Quant aux «intégristes» catholiques purs et durs, ils rêvent d’un retour à un ordre ancien, rompu selon eux par le concile Vatican II des années 1960 et les papes qui l’ont suivi. Ils n’ont jamais accepté les nouvelles règles de l’Eglise: la liberté religieuse, c’est-à-dire le droit pour chaque homme de croire à la religion de son choix; l’œcuménisme avec les non-catholiques (protestants, orthodoxes, anglicans, etc); le dialogue avec les juifs, les musulmans ou les bouddhistes. Nostalgiques d’un ordre social, politique et religieux révolu, ils militent encore pour la restauration de l’Eglise d’autrefois, qui régentait les mœurs et les consciences. Avant sa démission, le pape Benoît XVI avait tenté de les réintégrer, mais, malgré d’importantes concessions (levée des excommunications, nouvelles facilités pour la messe en latin), il a échoué devant leur entêtement.

Des patrimoines de valeurs

Il ne faut pas confondre toutes ces formes de radicalisme religieux.
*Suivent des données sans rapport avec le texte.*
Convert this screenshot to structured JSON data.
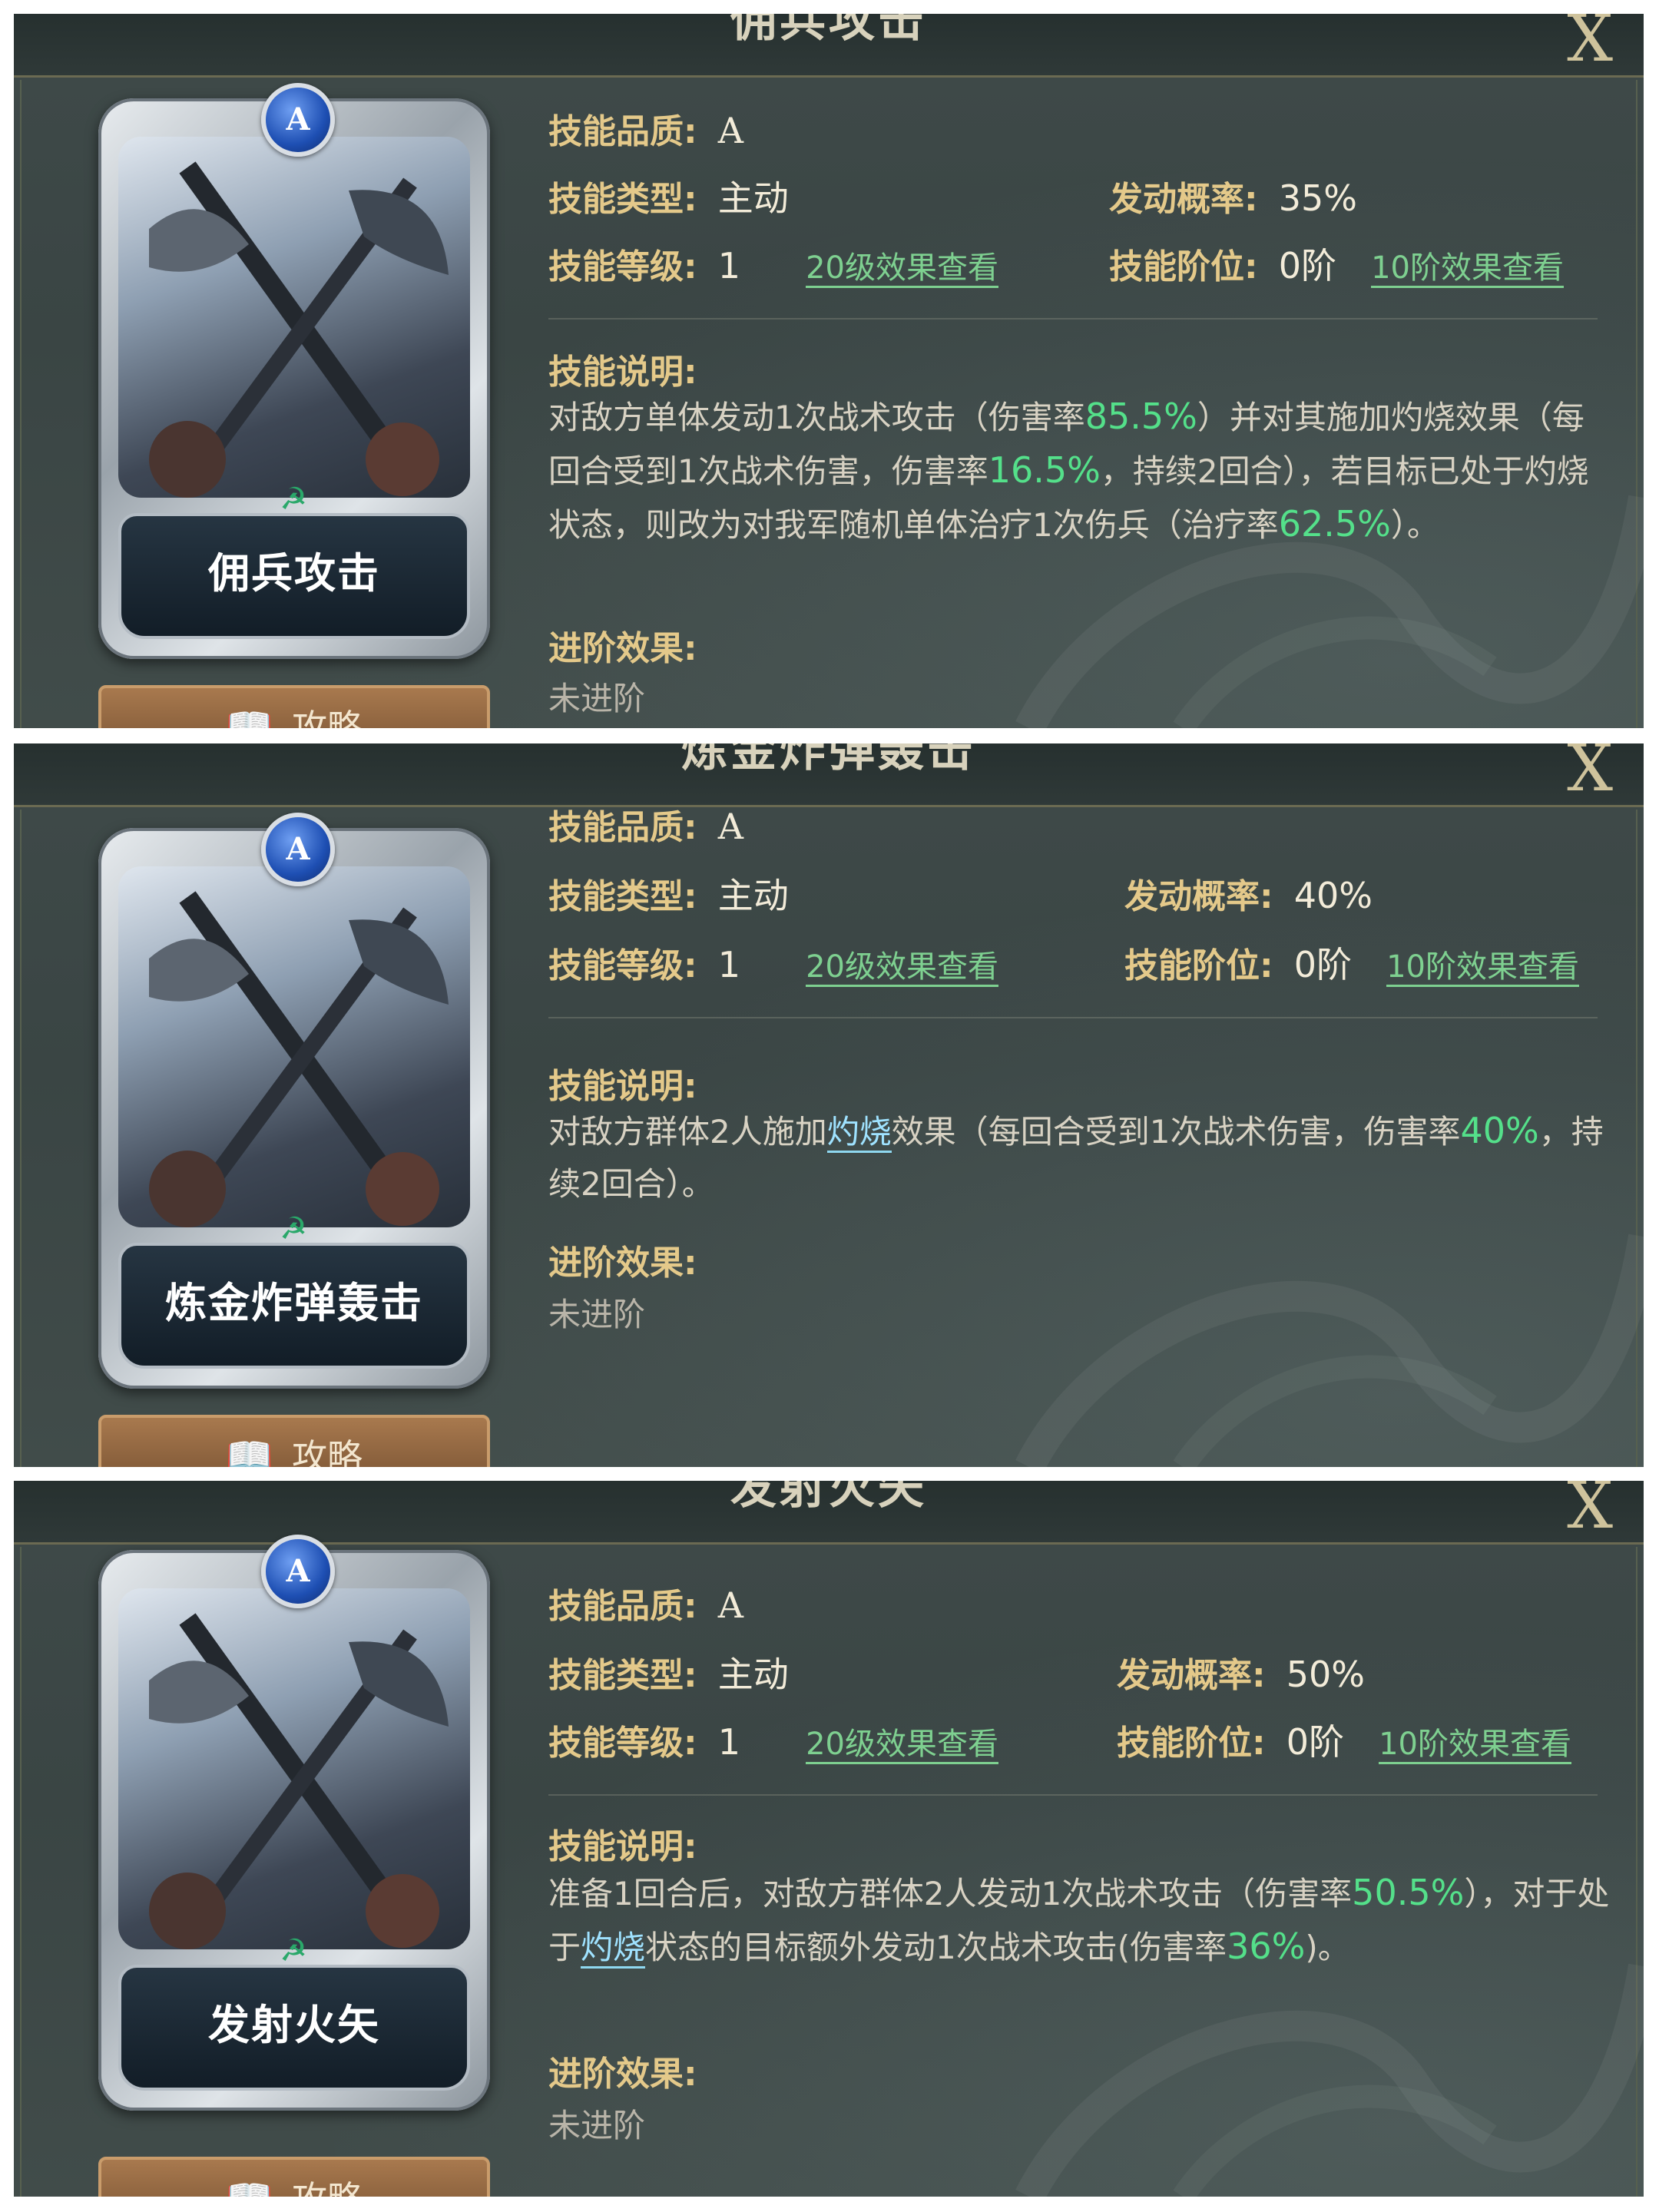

Il n’y a pas grand chose de commun – sauf parfois la violence verbale – entre les salafistes qui défendent la burqa, la charia et la guerre sainte, et les intégristes catholiques amateurs de soutane et de messes en latin. Il faut donc se garder de tout mélanger.

Mais les religions sont devenues des facteurs de réaffirmation des identités, menacées par la modernité et la mondialisation, et elles subissent aujourd’hui, en raison de dérives sectaires et violentes qu’elles ne contrôlent plus, un véritable rejet de l’opinion, qui culmine en France après les attentats contre Charlie Hebdo et le magasin Hyper Cacher de la porte de Vincennes.
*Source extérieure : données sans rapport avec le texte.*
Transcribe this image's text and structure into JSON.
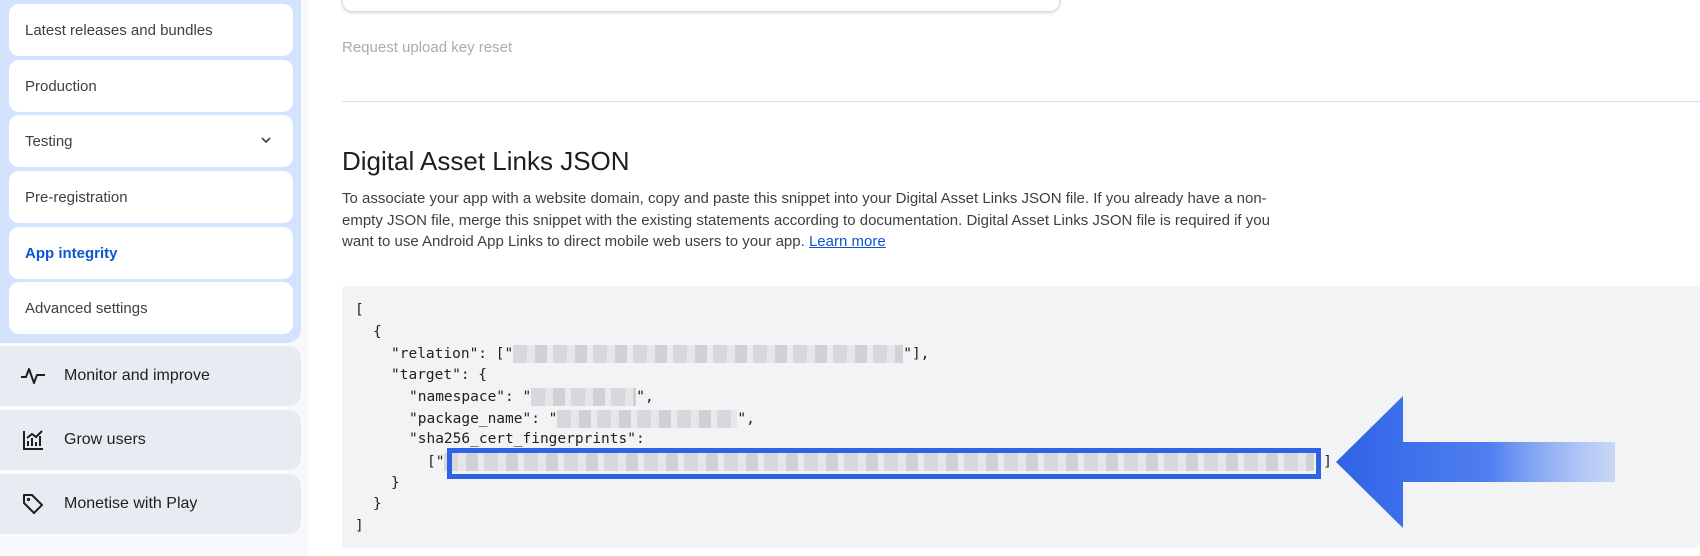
{
  "sidebar": {
    "sub_items": [
      {
        "label": "Latest releases and bundles"
      },
      {
        "label": "Production"
      },
      {
        "label": "Testing"
      },
      {
        "label": "Pre-registration"
      },
      {
        "label": "App integrity"
      },
      {
        "label": "Advanced settings"
      }
    ],
    "sections": [
      {
        "label": "Monitor and improve",
        "icon": "pulse-icon"
      },
      {
        "label": "Grow users",
        "icon": "chart-growth-icon"
      },
      {
        "label": "Monetise with Play",
        "icon": "tag-icon"
      }
    ]
  },
  "main": {
    "reset_link": "Request upload key reset",
    "heading": "Digital Asset Links JSON",
    "description": "To associate your app with a website domain, copy and paste this snippet into your Digital Asset Links JSON file. If you already have a non-empty JSON file, merge this snippet with the existing statements according to documentation. Digital Asset Links JSON file is required if you want to use Android App Links to direct mobile web users to your app.",
    "learn_more": "Learn more",
    "code": {
      "open_bracket": "[",
      "open_brace": "{",
      "relation_key": "\"relation\": [\"",
      "relation_end": "\"],",
      "target_key": "\"target\": {",
      "namespace_key": "\"namespace\": \"",
      "namespace_end": "\",",
      "package_key": "\"package_name\": \"",
      "package_end": "\",",
      "sha_key": "\"sha256_cert_fingerprints\":",
      "sha_open": "[\"",
      "sha_end": "\"]",
      "inner_close": "}",
      "outer_close": "}",
      "close_bracket": "]"
    }
  },
  "colors": {
    "accent": "#0b57d0",
    "highlight": "#2f63e6",
    "sidebar_group": "#d3e3fd"
  }
}
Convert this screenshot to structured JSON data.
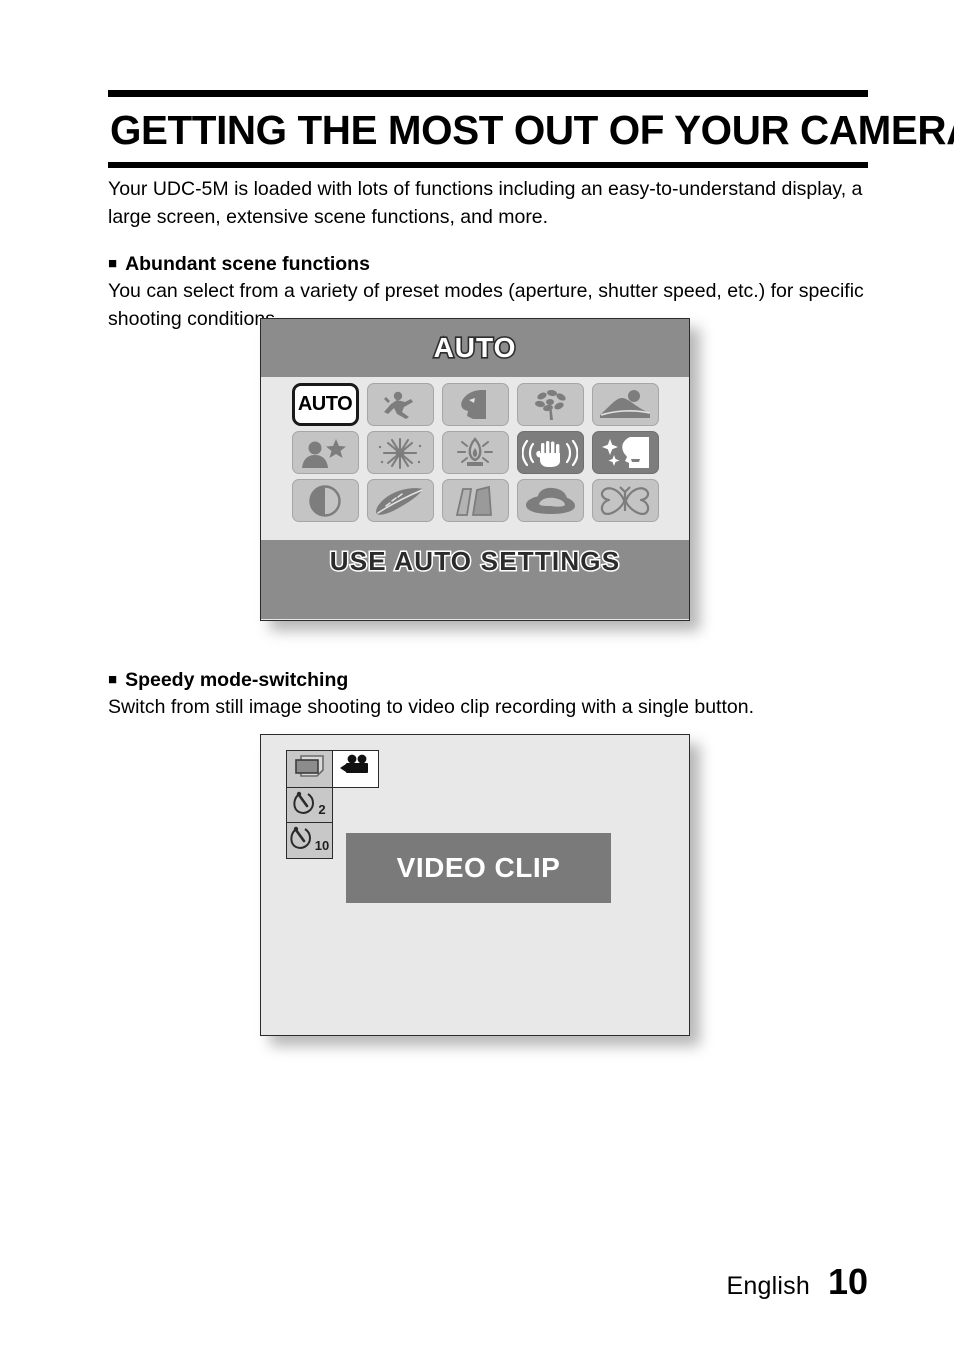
{
  "document": {
    "title": "GETTING THE MOST OUT OF YOUR CAMERA",
    "intro": "Your UDC-5M is loaded with lots of functions including an easy-to-understand display, a large screen, extensive scene functions, and more.",
    "sections": [
      {
        "heading": "Abundant scene functions",
        "body": "You can select from a variety of preset modes (aperture, shutter speed, etc.) for specific shooting conditions."
      },
      {
        "heading": "Speedy mode-switching",
        "body": "Switch from still image shooting to video clip recording with a single button."
      }
    ]
  },
  "scene_screen": {
    "osd_title": "AUTO",
    "osd_footer": "USE AUTO SETTINGS",
    "rows": [
      [
        {
          "name": "auto",
          "label": "AUTO",
          "selected": true,
          "style": "light"
        },
        {
          "name": "sports",
          "label": "",
          "selected": false,
          "style": "light"
        },
        {
          "name": "portrait",
          "label": "",
          "selected": false,
          "style": "light"
        },
        {
          "name": "flower-macro",
          "label": "",
          "selected": false,
          "style": "light"
        },
        {
          "name": "landscape",
          "label": "",
          "selected": false,
          "style": "light"
        }
      ],
      [
        {
          "name": "night-portrait",
          "label": "",
          "selected": false,
          "style": "light"
        },
        {
          "name": "fireworks",
          "label": "",
          "selected": false,
          "style": "light"
        },
        {
          "name": "lamp-night-scene",
          "label": "",
          "selected": false,
          "style": "light"
        },
        {
          "name": "image-stabilizer",
          "label": "",
          "selected": false,
          "style": "dark"
        },
        {
          "name": "sparkle-face",
          "label": "",
          "selected": false,
          "style": "dark"
        }
      ],
      [
        {
          "name": "contrast",
          "label": "",
          "selected": false,
          "style": "light"
        },
        {
          "name": "leaf",
          "label": "",
          "selected": false,
          "style": "light"
        },
        {
          "name": "pages-shutter",
          "label": "",
          "selected": false,
          "style": "light"
        },
        {
          "name": "beach-hat",
          "label": "",
          "selected": false,
          "style": "light"
        },
        {
          "name": "butterfly",
          "label": "",
          "selected": false,
          "style": "light"
        }
      ]
    ],
    "colors": {
      "band": "#8C8C8C",
      "panel": "#E8E8E8",
      "tile": "#C4C4C4",
      "tile_dark": "#7D7D7D"
    }
  },
  "video_screen": {
    "banner_text": "VIDEO CLIP",
    "mode_icons": [
      {
        "name": "still-image-mode",
        "selected": false
      },
      {
        "name": "video-clip-mode",
        "selected": true
      }
    ],
    "self_timer": [
      {
        "name": "self-timer-2s",
        "value": "2"
      },
      {
        "name": "self-timer-10s",
        "value": "10"
      }
    ],
    "colors": {
      "panel": "#E8E8E8",
      "banner": "#7A7A7A"
    }
  },
  "footer": {
    "language": "English",
    "page_number": "10"
  }
}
Faut-il tomber dans ce religieux-bashing ? On ne peut oublier que ces religions, y compris l’islam, sont des réservoirs d’expérience et des patrimoines considérables de valeurs, de cultures, de racines et de traditions. Elles répondent au besoin de tout homme de s’inscrire dans des lignées. Elles sont des instances de sens et de normes et, à ce titre, elles sont légitimes pour faire des propositions sur l’éducation, la bioéthique, la famille, la fin de vie. Elles sont présentes sur les terrains de la solidarité avec les exclus, les Roms, les sans-papiers et les prisonniers. Présentes aussi dans les quartiers difficiles pour favoriser une «paix sociale» à laquelle aspirent les élus qui suscitent des groupes de dialogue religieux à Lyon ou à Marseille. Mais les religions ne pourront retrouver le respect et rejouer leur rôle qu’en évacuant leurs intégrismes, en respectant les règles de la laïcité et en favorisant toutes les formes de dialogue avec la société.